Its nesting habitat in Europe was until recently limited to the coastal sand dunes in and around Divari (Maneas et al. 2019) in which suitable habitat covers an area of about 18 ha (Dimaki 2008) much of which is fragmented or exposed to edge effects along roads (Harrysson 2014). Two additional subpopulations were identified in the western Peloponnese by Dimaki et al. (2015), both resulting from recent human-mediated translocations; these are not mapped due to concern about high levels of collection (Dimaki et al. 2015).

This species African range extends from Egypt (restricted to the Nile Delta, and an apparently introduced population in Alexandria and the lower Nile valley) to Sudan, Ethiopia, Eritrea, Mali, Niger, Nigeria, Cameroon and Gabon (Baha El Din 2001).

This is a rare species in Greece (Dimaki et al. 2015). Based on these authors' results of line transects between 1998-2003 and 2011-2013, population estimates of the African chameleon in Pylos ranged from 59 to 365 individuals.

In Greece this species is reliant on coastal dunes used as nesting habitat within the Gialova Lagoon, which has historically been classed as a brackish wetland and, following human alterations since 1960, is now better-described as a "seasonally saline wetland" (Maneas et al. 2019). Chameleons are most active between July and September, corresponding to their breeding and nesting period (Maneas et al. 2019). Eggs are buried in sand and incubation lasts for 11 months (Maneas et al. 2019).

This species has been recorded from salt marshes, sand dunes and maquis shrubland. Animals are found climbing in vegetation such as reeds and shrubs. It has sometimes been found climbing in large trees. It is sometimes found on the ground in sandy areas. It has been recorded from traditionally cultivated agricultural land and rural gardens. In Greece, the females produce a single clutch of between four and 43 eggs per year.

The Gialova Lagoon has undergone a substantial human-induced change from 1960 onwards, transitioning from a brackish to a saline seasonal wetland, largely resulting from changes in water management driven by tourism expansion (Maneas et al. 2019). Although this is expected to have "profound" impacts on local wildlife and vegetation (Maneas et al. 2019), it is unclear whether this habitat change impacts the lizard. It is more directly at risk from tourist pressure as the peak tourist season coincides with the species' breeding activity (Maneas et al. 2019). Road mortality of adults has been recorded but a more serious population-level threat is believed to exist from year-round vehicle access to the dune system, which exposes nests to damage and destruction at all stages of their 11-month development period (Maneas et al. 2019). The illegal collection as pets is considered an additional threat to the Greek subpopulations (Dimaki et al. 2015).

Collection for the pet trade is considered a threat.

In Greece, the species is present in the Yalova Pilos protected area.

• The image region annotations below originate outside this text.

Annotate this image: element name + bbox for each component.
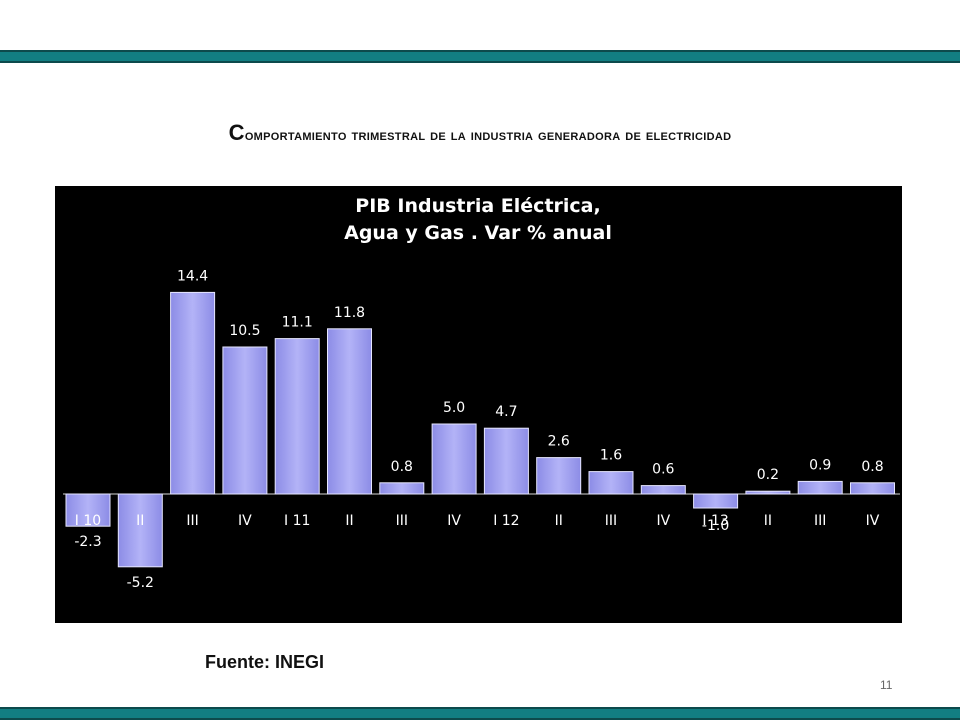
x-tick-label: I 12 [493,513,519,529]
data-label: 11.1 [282,315,313,331]
x-tick-label: II [764,513,772,529]
bar [170,291,216,495]
bar [431,423,477,495]
page-number: 11 [880,678,893,692]
slide-title: Comportamiento trimestral de la industri… [80,116,880,153]
data-label: 10.5 [229,323,260,339]
data-label: 14.4 [177,268,208,284]
bar-chart: PIB Industria Eléctrica, Agua y Gas . Var… [63,195,900,591]
x-tick-label: IV [238,513,252,529]
bar [222,346,268,495]
x-tick-label: I 11 [284,513,310,529]
x-tick-label: II [555,513,563,529]
x-tick-label: III [605,513,617,529]
bar [693,493,739,509]
bar [797,480,843,495]
bottom-band [0,707,960,720]
bar [327,328,372,495]
bar [536,457,582,495]
data-label: 1.6 [600,448,622,464]
data-label: 11.8 [334,305,365,321]
x-tick-label: I 13 [702,513,728,529]
slide-title-initial: C [228,120,245,145]
chart-panel: PIB Industria Eléctrica, Agua y Gas . Var… [55,186,902,623]
bar [588,471,634,495]
source-note: Fuente: INEGI [205,652,325,672]
x-tick-label: IV [866,513,880,529]
x-tick-label: IV [447,513,461,529]
data-label: 0.2 [757,467,779,483]
x-tick-label: II [136,513,144,529]
data-label: -5.2 [127,575,154,591]
data-label: -1.0 [702,518,729,534]
x-tick-label: III [396,513,408,529]
x-tick-label: III [186,513,198,529]
bar [117,493,163,568]
x-tick-label: IV [656,513,670,529]
chart-title-line: PIB Industria Eléctrica, [355,195,600,217]
data-label: 0.6 [652,462,674,478]
slide-title-rest: omportamiento trimestral de la industria… [244,127,732,144]
x-tick-label: III [814,513,826,529]
data-label: 2.6 [548,434,570,450]
chart-title: PIB Industria Eléctrica, Agua y Gas . Var… [344,195,612,244]
bar [274,338,320,495]
bar [850,482,895,495]
data-label: 0.8 [861,459,883,475]
bar [745,490,791,495]
bar [379,482,425,495]
data-label: -2.3 [74,534,101,550]
chart-title-line: Agua y Gas . Var % anual [344,222,612,244]
x-tick-label: II [345,513,353,529]
data-label: 0.9 [809,457,831,473]
data-label: 0.8 [391,459,413,475]
top-band [0,50,960,63]
bar [483,427,529,495]
x-tick-label: I 10 [75,513,101,529]
bar [65,493,111,527]
bar [640,485,686,495]
data-label: 5.0 [443,400,465,416]
data-label: 4.7 [495,404,517,420]
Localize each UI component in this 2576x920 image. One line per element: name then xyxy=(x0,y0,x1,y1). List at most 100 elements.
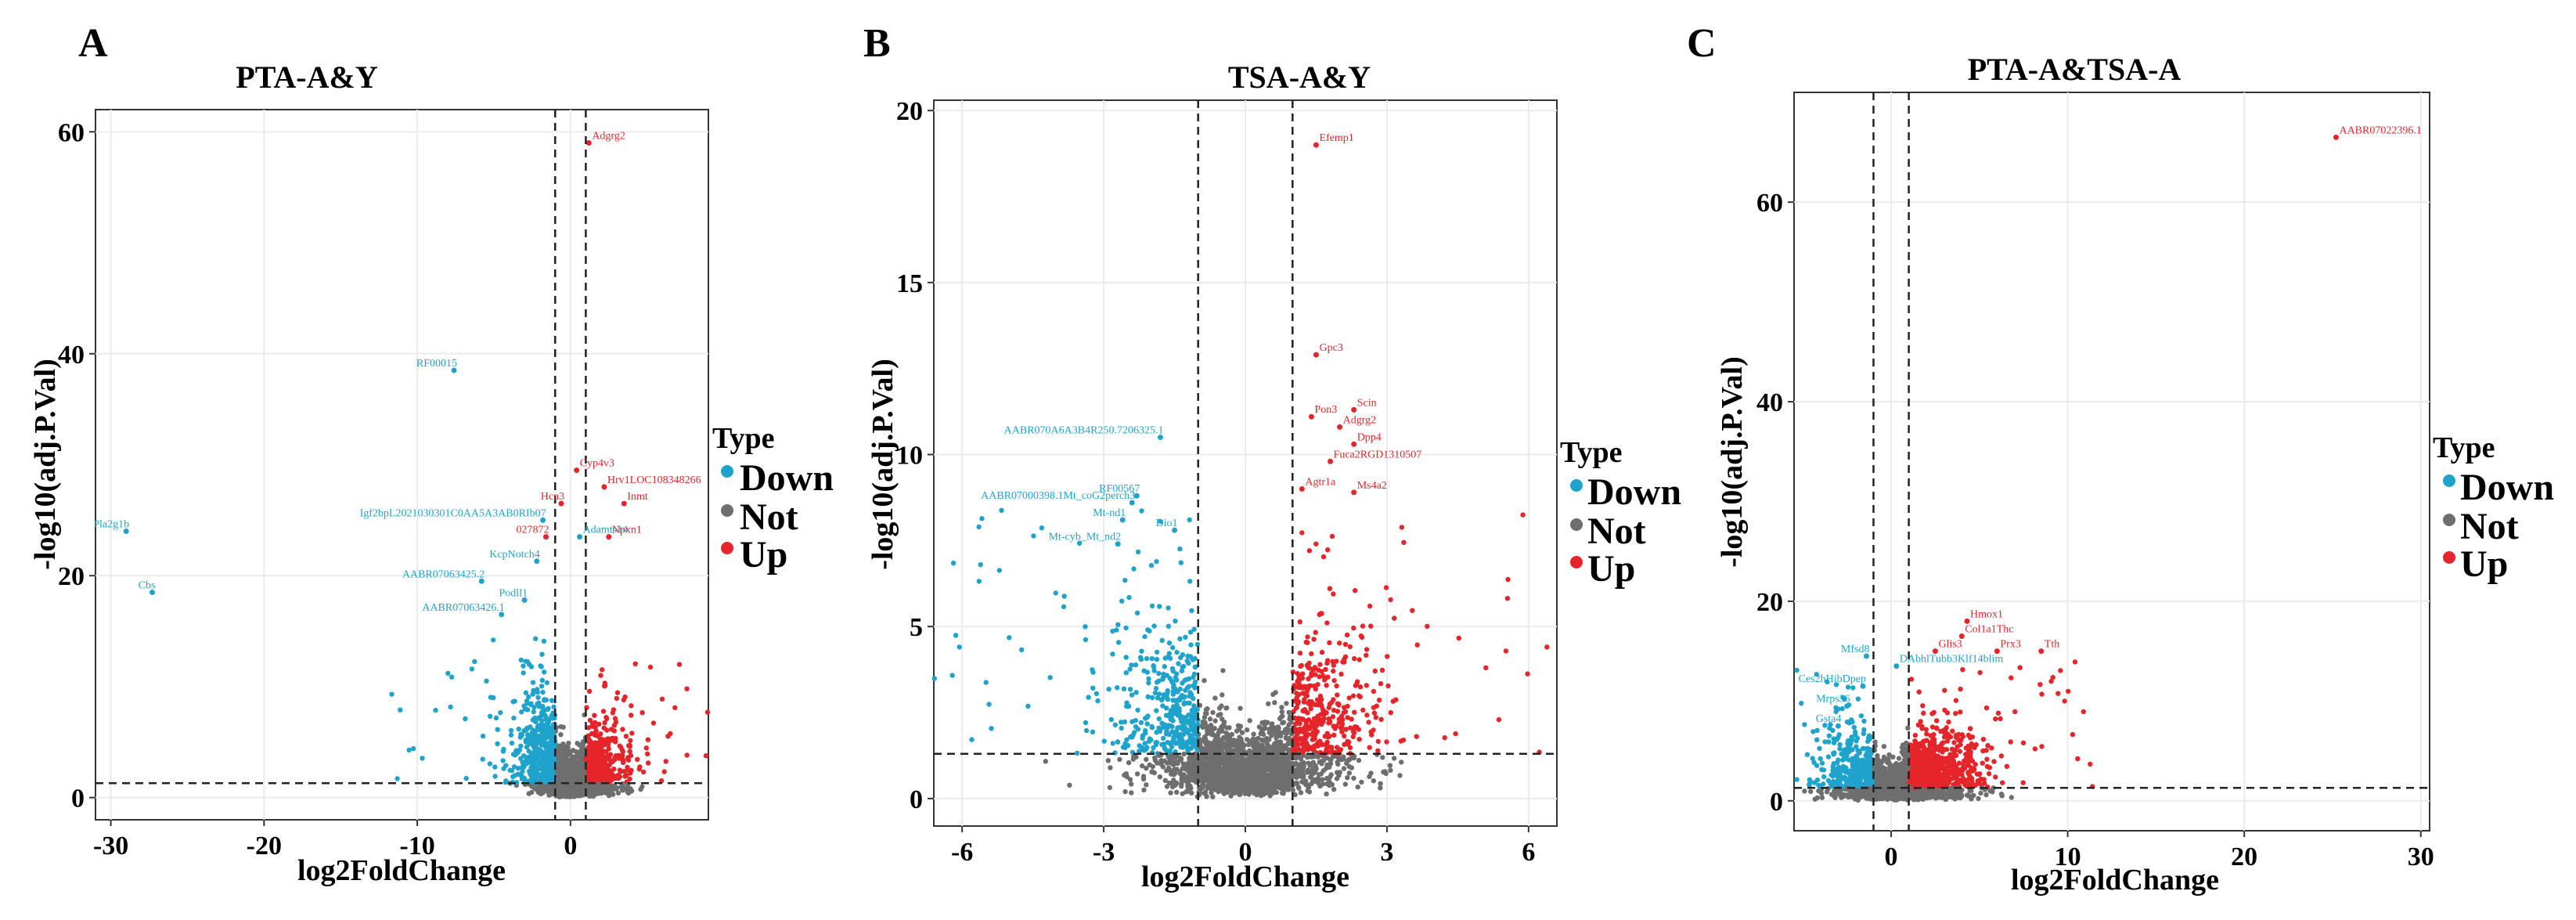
data-point xyxy=(1331,723,1336,729)
data-point xyxy=(528,664,535,669)
data-point xyxy=(1390,698,1396,704)
data-point xyxy=(625,757,632,763)
data-point xyxy=(1303,781,1309,788)
data-point xyxy=(949,673,955,678)
data-point xyxy=(627,776,632,782)
data-point xyxy=(600,748,605,753)
data-point xyxy=(571,748,576,753)
data-point xyxy=(1179,740,1184,746)
data-point xyxy=(564,759,570,765)
data-point xyxy=(565,745,571,750)
data-point xyxy=(1295,738,1300,745)
data-point xyxy=(1401,539,1407,545)
data-point xyxy=(1313,718,1319,723)
data-point xyxy=(1342,733,1347,739)
data-point xyxy=(1108,716,1115,723)
data-point xyxy=(1277,770,1283,777)
legend-not-marker xyxy=(721,504,733,517)
data-point xyxy=(1505,576,1511,583)
data-point xyxy=(1346,695,1352,701)
data-point xyxy=(1187,770,1192,776)
data-point xyxy=(592,713,597,718)
data-point xyxy=(1123,771,1129,777)
data-point xyxy=(535,695,541,701)
data-point xyxy=(1227,743,1233,749)
data-point xyxy=(445,670,451,676)
data-point xyxy=(1123,655,1129,660)
data-point xyxy=(1335,701,1341,706)
data-point xyxy=(492,764,498,770)
data-point xyxy=(1297,650,1303,656)
data-point xyxy=(521,670,526,676)
data-point xyxy=(1331,678,1337,684)
data-point xyxy=(1167,655,1173,662)
data-point xyxy=(1185,720,1191,725)
data-point xyxy=(530,680,536,685)
data-point xyxy=(1061,604,1067,610)
data-point xyxy=(1353,683,1359,688)
data-point xyxy=(1312,736,1317,741)
data-point xyxy=(1345,738,1350,745)
data-point xyxy=(1149,603,1155,609)
data-point xyxy=(577,765,583,771)
data-point xyxy=(638,786,643,792)
data-point xyxy=(487,713,493,719)
data-point xyxy=(1223,731,1229,736)
data-point xyxy=(1263,780,1269,785)
data-point xyxy=(1284,701,1289,706)
data-point xyxy=(1391,756,1397,761)
data-point xyxy=(1156,725,1162,731)
data-point xyxy=(1178,560,1184,565)
data-point xyxy=(1101,738,1107,744)
data-point xyxy=(1342,705,1347,710)
data-point xyxy=(612,716,618,721)
data-point xyxy=(1139,508,1144,514)
data-point xyxy=(1185,728,1191,734)
data-point xyxy=(1191,703,1197,709)
data-point xyxy=(1341,766,1347,771)
data-point xyxy=(602,680,607,686)
data-point xyxy=(1163,713,1169,718)
data-point xyxy=(1306,767,1311,773)
gene-label: Hcn3 xyxy=(541,491,564,503)
data-point xyxy=(1193,774,1199,780)
grid-lines xyxy=(95,110,708,820)
data-point xyxy=(672,705,678,710)
data-point xyxy=(420,756,425,761)
data-point xyxy=(1368,729,1374,734)
data-point xyxy=(595,785,600,791)
data-point xyxy=(1086,695,1091,700)
data-point xyxy=(612,756,618,763)
data-point xyxy=(1176,705,1182,712)
data-point xyxy=(1133,662,1139,668)
data-point xyxy=(1183,634,1188,640)
data-point xyxy=(524,698,530,704)
data-point xyxy=(1331,668,1336,674)
data-point xyxy=(1456,635,1462,641)
data-point xyxy=(492,774,498,779)
data-point xyxy=(1334,683,1339,689)
gene-label: Cyp4v3 xyxy=(580,458,614,470)
data-point xyxy=(1284,726,1290,731)
data-point xyxy=(1263,720,1269,725)
data-point xyxy=(627,742,632,749)
data-point xyxy=(1372,668,1378,674)
data-point xyxy=(1280,720,1285,726)
data-point xyxy=(1203,777,1209,783)
data-point xyxy=(582,769,587,774)
data-point xyxy=(1153,741,1159,748)
data-point xyxy=(1311,637,1317,642)
data-point xyxy=(1220,716,1225,722)
data-point xyxy=(597,773,603,778)
data-point xyxy=(1199,723,1205,729)
data-point xyxy=(1324,791,1329,797)
data-point xyxy=(1350,729,1356,734)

Monitoring of population trends and the impact of harvesting is also needed. Research into translocation within the Peloponnese for conservation purposes was recommended by Harrysson (2014), however it is unclear whether the recently-identified translocated subpopulations are accidental or the result of deliberate conservation action. Further taxonomic studies are needed for this species. Maneas et al. (2019) reports that "much attention" has been given to conservation actions targeting this species in the Gialova Lagoon (Greece), as this site is its only European nesting habitat and the species is listed as CR in the Greek Red List in 2009, but provide no details.